CHELTENHAM NEWS:THE LEADING Champion Hurdle contender Solwhit is a doubt for next week's Smurfit Kappa Champion Hurdle, but that isn't provoking Dunguib's trainer Philip Fenton into a late change of festival plans for his star novice.
Dunguib is an odds-on favourite for Tuesday’s festival opener at Cheltenham, the Spinal Research Supreme Novices’ Hurdle, but also still remains among the 24 entries for the Champion.
Earlier in the season, Fenton said that if some of the leading contenders dropped out of the Champion, Dunguib’s connections might consider taking on senior horses in the big race.
Yesterday, Solwhit’s trainer, Charles Byrnes, admitted it is very much in the balance if his horse will make the festival at all after a dirty scope. It comes on the back of uncertainty about Binocular’s participation as well as a defeat at Kelso last month for another major English hope, Zaynar.
But Fenton is sticking by his original plans for Dunguib.
“We will stick with our route and probably take him out of the Champion Hurdle at the entry stage on Wednesday,” he said yesterday.
“There are no problems with our horse thankfully and we’re happy with him.”
Things were much gloomier at the Byrnes stable in Co Limerick and Solwhit has drifted out to 6 to 1 in ante-post betting for the Champion Hurdle after yesterday’s downbeat bulletin.
“Things are very much in the balance with Solwhit as he has scoped dirty and we’ve put him on antibiotics,” Byrnes said yesterday.
“The plan had been to send the horse to England on Saturday morning but that will have to be put on hold now. We will see how he is again later in the week and see how it is looking,” he added.
After two Grade Two victories at the back end of last season, Solwhit has continued to progress this term with three more Grade One successes, including the Irish Champion Hurdle at Leopardstown on his last start in January.
The ex-French gelding had been disputing favouritism with Go Native before yesterday’s news.
“It is obviously very disappointing as he has never given any indication anything was wrong, apart from one cough,” Byrnes reported. “We are going to see how he reacts to the antibiotics and make a late decision.”
The Cheltenham authorities were planning to start watering late yesterday in an attempt to produce ground on the soft side of good for the start of the festival. The going continued to be officially good to soft yesterday with some good patches.
That wasn’t particularly good news for the Go Native team who are in pursuit of a £1 million bonus from WBX.com after landing both the Fighting Fifth at Newcastle and the Christmas Hurdle at Kempton earlier in the season.
“The ground at Kempton was against him – it was tacky – and that’s what he doesn’t want,” Go Native’s trainer Noel Meade said yesterday.
“I’m sure a lot of trainers of soft ground horses will welcome the watering, but there are those of us who don’t really want it. The danger is if they get it wrong, or it rains heavily overnight – you just never know.

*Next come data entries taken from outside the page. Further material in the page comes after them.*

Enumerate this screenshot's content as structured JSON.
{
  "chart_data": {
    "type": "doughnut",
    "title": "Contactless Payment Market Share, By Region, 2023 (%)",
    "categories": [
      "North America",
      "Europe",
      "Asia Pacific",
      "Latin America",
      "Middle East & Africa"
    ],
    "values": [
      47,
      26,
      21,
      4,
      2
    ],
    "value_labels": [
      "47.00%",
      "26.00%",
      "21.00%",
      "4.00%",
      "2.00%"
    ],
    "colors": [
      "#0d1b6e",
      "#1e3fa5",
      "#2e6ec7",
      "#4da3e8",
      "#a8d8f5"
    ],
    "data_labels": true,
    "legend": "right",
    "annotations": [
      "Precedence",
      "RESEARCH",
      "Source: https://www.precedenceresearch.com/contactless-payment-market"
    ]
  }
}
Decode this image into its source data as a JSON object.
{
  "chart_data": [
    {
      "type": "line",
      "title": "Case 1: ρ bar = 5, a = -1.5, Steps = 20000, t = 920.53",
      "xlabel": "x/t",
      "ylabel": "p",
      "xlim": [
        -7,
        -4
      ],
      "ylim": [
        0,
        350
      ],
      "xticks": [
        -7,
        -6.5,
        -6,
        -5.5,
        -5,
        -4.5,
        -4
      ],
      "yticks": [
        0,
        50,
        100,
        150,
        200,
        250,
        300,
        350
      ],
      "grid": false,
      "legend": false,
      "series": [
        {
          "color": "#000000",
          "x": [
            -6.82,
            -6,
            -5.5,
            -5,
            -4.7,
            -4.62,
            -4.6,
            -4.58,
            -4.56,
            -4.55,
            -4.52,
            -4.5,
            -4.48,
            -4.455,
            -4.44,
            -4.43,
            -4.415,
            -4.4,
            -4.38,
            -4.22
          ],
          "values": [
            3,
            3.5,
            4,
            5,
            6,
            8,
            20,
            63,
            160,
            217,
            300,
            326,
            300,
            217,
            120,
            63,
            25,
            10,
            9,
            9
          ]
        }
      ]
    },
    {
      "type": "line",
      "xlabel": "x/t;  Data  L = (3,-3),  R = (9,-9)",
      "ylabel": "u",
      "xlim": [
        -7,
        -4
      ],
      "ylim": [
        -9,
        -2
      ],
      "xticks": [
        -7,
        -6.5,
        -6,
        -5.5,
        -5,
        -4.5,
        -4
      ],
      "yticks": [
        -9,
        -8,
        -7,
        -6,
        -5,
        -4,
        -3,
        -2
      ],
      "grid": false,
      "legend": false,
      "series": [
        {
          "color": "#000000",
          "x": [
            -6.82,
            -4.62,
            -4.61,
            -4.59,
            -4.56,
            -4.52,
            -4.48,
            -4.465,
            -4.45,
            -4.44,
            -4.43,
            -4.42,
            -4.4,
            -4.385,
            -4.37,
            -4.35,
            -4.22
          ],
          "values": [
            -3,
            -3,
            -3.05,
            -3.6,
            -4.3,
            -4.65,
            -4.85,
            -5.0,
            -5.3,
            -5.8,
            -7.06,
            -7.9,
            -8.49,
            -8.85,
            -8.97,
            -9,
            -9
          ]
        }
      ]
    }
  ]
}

“But he handled it last year in the Supreme when it was good to soft and it had rained on Monday night. He is in fine form and we are just counting down the days,” he added.
One Grade One winner who doesn’t have the Cheltenham Festival in his sights is Dessie Hughes’s Punchestown Festival hero Rare Bob, who ran third at the weekend at Naas under topweight and could go next to Liverpool for the Aintree Bowl.
“It’s a shame it is getting a bit late in the season but he has had one or two hold-ups since we hobdayed him and at least we have him right again now,” Hughes said yesterday.
“He has a couple of options in the Aintree Bowl and the An Uaimh Chase at Navan (March 27th). While it is a bit late in the season, if we can get him to Punchestown again, I’ll be very happy.
“We went into Sunday thinking he would need it and he blew up so I was happy enough with him,” he added.